Each and every pcp client fetch to a container-aware metric involves IPC and
context-switching to-from pmdaroot. For example, during the operation of bug
#1109, an strace over pmdaroot shows:
recvfrom(6, "\1\220\0\0\32\0\0\0\0\0\0\0\1\0\0\0\0\0\0\0\2\0\0\0000\0", 8192,
0, NULL, NULL) = 26
stat("/var/lib/docker/containers", {st_mode=S_IFDIR|0700, st_size=20480, ...})
= 0
stat("/var/lib/lxc", 0x7ffd4bab1310) = -1 ENOENT (No such file or directory)
stat("/var/lib/docker/containers/1a478e901ca8e98da2d02060c89a480a6d016ba33d30a3947004ae2538892049/config.json",
{st_mode=S_IFREG|0644, st_size=2034, ...}) = 0
stat("/var/lib/docker/containers/113bb058e2c31e009230cb7b381182384794f8115b6e1ce9a9dc5a06ac6f63c9/config.json",
{st_mode=S_IFREG|0644, st_size=2033, ...}) = 0
stat("/var/lib/docker/containers/d2e561fba8c9fd3ce0234dba1cf97c6af883656217ebb0c297669cffec19c2cd/config.json",
{st_mode=S_IFREG|0644, st_size=2041, ...}) = 0
[.... repeated for each container, dozens or hundreds of times ...]

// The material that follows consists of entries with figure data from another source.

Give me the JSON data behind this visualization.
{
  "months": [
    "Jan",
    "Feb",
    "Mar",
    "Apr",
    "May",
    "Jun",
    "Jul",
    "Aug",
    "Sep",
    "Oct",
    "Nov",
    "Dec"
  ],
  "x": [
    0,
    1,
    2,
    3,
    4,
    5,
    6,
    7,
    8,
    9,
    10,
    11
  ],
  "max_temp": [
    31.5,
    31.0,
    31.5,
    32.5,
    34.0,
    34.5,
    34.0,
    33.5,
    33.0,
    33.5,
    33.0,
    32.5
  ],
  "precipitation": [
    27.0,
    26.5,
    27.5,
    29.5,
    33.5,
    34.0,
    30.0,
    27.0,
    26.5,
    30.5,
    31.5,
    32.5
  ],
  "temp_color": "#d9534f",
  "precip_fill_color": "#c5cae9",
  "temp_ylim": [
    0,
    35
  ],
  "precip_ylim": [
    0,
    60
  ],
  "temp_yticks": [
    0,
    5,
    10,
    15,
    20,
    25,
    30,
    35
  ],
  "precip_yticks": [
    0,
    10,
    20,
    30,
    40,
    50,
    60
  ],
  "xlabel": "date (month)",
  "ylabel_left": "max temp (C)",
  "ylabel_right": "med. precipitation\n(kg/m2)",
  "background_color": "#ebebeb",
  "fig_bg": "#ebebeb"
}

sendto(6, "\2\220\0\0\30\0\0\0\221\317\377\377\1\0\0\0\0\0\0\0\0\0\0\0", 24, 0,
NULL, 0) = 24
select(9, [0 3 6 7 8], NULL, NULL, NULL^CProcess 30267 detached
for a single query from pmval (or pminfo), even if there is no lifespan
change to the set of containers.
This is a failure to scale in several ways:
- with many containers running, the stat(3)s alone start consuming serious time
even for a single client
- with many clients running, the effect multiplies: pmdaroot becomes a point of
contention (creating extra latency)
One can see what happens with something like pmlogconf (dozens of short-lived
pcp clients) running against each of a set of containers: geometric explosion
in terms of cpu & time consumption.
1 query per second over each of 50 containers' pmcd.hostname metrics is enough
to take >10% system CPU in pmdaroot alone.
Worker pmdas should not need to communicate with pmdaroot after a container
name is resolved at connection time.